The fund granted domestic equity portfolio mandates to seven fund management companies (FMCs) and one securities firm on Christmas Eve.

The FMCs comprised four local firms – Dacheng, Guangfa, China Universal and Yinhua – and three joint-ventures, namely Fullgoal, ICBC Credit Suisse and HFT. Citic Securities, owner of China’s largest FMC, China Asset Management Company, bagged the other domestic mandate.

The choices of these firms came as little surprise, says Francois Guilloux, director of regional sales for Z-Ben Advisors. He notes that every FMC on the NCSSF’s list sits in the top third of industry rankings and all had provided solid returns in flagship equity funds over the past two years.

“While good news and a brand-burnisher for each of the successful FMCs, these selections were as unsurprising as night following day,” says Guilloux.

NCSSF employs the top 30-40% of firms to run mandates; and domestic equities will, over the long term, come to comprise the second or third-largest portion of the portfolio, behind fixed-income products, infrastructure and other trusts.

But Z-Ben considers the awarding of these mandates to be little more than deck-clearing before the overseas action begins.

For the past three years, NCSSF chairman Dai Xianglong has openly outlined two of his key goals for the fund: $300 billion in assets by 2015 (the fund’s AUM stands at $116 billion at present) and a “significantly higher” proportion of those assets invested outside China.

Guilloux notes that while more or less on track to achieve his first goal, the second ambition has lately seemed more of a hope than an expectation.

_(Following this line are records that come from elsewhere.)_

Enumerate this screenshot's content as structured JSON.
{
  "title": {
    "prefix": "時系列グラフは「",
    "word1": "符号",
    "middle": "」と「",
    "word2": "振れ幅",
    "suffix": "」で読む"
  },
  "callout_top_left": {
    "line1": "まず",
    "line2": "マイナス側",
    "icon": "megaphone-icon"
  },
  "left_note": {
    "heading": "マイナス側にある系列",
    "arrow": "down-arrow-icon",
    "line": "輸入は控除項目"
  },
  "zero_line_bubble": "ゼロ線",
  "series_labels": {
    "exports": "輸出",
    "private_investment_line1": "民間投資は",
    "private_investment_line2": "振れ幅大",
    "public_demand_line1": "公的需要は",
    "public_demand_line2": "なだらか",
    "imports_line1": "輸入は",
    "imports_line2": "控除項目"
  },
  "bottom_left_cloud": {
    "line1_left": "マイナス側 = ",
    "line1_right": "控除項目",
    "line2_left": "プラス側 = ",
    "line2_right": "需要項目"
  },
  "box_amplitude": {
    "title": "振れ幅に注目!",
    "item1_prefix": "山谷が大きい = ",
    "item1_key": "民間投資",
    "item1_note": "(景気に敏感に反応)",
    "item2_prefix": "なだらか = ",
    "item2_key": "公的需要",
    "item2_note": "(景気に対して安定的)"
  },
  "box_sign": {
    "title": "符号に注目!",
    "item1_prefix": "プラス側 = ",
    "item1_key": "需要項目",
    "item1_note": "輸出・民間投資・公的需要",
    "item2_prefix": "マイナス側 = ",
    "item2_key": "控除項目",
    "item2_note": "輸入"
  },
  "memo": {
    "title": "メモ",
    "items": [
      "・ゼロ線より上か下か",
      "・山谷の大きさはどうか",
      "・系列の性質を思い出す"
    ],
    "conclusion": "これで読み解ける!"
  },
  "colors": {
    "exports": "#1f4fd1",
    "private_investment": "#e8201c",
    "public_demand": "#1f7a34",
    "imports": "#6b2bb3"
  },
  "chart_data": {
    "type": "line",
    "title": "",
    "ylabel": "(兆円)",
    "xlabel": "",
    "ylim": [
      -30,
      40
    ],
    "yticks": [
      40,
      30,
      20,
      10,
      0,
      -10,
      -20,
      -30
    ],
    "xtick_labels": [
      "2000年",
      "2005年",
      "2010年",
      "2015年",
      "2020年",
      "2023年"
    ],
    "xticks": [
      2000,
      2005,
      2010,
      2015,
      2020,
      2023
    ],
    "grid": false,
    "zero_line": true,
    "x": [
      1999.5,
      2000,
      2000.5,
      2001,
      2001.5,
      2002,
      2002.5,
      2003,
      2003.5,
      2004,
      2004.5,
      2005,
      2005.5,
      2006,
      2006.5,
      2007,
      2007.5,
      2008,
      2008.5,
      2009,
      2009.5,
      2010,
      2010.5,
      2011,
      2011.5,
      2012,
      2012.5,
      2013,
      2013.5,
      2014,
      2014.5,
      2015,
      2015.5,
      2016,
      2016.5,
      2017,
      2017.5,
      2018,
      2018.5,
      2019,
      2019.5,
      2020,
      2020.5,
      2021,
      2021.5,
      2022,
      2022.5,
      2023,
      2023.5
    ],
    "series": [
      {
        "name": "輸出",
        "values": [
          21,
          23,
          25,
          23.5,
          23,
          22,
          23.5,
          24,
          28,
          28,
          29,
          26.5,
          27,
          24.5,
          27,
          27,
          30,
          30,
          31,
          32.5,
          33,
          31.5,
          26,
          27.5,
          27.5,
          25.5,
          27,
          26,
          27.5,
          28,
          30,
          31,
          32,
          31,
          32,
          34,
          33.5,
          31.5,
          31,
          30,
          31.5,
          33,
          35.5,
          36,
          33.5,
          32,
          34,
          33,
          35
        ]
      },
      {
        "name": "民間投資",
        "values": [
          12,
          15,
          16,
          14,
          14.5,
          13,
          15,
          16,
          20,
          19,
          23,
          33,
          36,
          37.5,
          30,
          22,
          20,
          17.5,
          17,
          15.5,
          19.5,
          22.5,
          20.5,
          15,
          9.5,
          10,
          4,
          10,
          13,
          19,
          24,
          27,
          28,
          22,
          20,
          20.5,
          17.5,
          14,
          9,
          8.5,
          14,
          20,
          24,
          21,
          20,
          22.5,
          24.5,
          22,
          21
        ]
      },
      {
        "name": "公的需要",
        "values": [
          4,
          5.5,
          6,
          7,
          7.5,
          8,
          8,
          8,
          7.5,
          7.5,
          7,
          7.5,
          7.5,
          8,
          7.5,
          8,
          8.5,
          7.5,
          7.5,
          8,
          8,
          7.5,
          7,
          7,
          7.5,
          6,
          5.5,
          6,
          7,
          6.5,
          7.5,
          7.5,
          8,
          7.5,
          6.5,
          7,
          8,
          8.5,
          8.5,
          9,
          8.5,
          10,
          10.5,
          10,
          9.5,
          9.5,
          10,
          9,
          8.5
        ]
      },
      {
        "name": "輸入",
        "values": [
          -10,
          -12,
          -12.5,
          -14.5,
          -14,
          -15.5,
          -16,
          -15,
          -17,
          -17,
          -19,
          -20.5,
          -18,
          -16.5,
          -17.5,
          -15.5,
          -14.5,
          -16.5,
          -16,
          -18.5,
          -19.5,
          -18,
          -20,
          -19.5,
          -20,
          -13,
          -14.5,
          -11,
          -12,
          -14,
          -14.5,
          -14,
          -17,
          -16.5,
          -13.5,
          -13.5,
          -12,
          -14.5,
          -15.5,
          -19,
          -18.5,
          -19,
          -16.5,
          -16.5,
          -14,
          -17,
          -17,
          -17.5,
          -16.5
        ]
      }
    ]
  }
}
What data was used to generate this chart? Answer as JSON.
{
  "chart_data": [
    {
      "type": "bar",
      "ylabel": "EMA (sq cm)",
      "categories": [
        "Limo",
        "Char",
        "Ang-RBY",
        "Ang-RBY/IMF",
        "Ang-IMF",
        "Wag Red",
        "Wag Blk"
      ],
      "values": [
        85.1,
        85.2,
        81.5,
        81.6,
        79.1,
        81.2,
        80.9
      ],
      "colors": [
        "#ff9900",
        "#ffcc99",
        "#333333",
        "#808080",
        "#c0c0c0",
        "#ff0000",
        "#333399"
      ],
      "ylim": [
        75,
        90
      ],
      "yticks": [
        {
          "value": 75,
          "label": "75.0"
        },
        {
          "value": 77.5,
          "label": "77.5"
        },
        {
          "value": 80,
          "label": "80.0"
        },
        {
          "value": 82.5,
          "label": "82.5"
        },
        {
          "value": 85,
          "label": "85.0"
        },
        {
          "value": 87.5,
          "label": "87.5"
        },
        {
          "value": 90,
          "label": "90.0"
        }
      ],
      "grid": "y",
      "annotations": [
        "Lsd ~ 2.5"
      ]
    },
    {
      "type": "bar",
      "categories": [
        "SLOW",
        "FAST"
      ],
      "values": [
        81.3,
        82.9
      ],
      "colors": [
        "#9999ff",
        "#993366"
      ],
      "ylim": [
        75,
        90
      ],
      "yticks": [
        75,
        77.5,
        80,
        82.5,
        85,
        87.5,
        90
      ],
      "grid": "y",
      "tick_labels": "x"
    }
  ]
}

“Stymied once by the global market meltdown and once again by inescapably good prices in domestic infrastructure trusts, Dai now appears to have a clear path between his fund and the world’s markets,” he says. “His first step, we predict, will be a public RFI/RFP round for a number of equity-based global fund-of-funds mandates.”

NCSSF is seen as a role model for China’s asset management industry. When global markets crashed, it showed the country’s institutional investors how to hide at home. When the government then elected to support domestic asset values through infrastructure investment, the fund worked with trust companies to create investor-friendly infrastructure products and backed its interest with one of China’s largest wallets.

“Now, as cross-border investment opportunities become both more numerous and a more significant proportion of many institutional investors’ near-term purchasing plans,” says Guilloux, “NCSSF has a chance to show them a safe and rewarding route to global exposure: fund of funds [FoFs].”

Z-Ben predicts that NCSSF is likely to issue a small but well thought-through range of RFI/RFP proposals before Chinese New Year, calling for low-risk strategies in a handful of developed markets – two each in the US, Europe and three or four in Asia – plus one or two specialised emerging markets mandates.

“Regardless of the screening process used, expect the winners to be among the largest and most experienced FoF managers available, with strong odds of two or more existing fund mandate managers winning a second bite at the cherry,” adds Guilloux.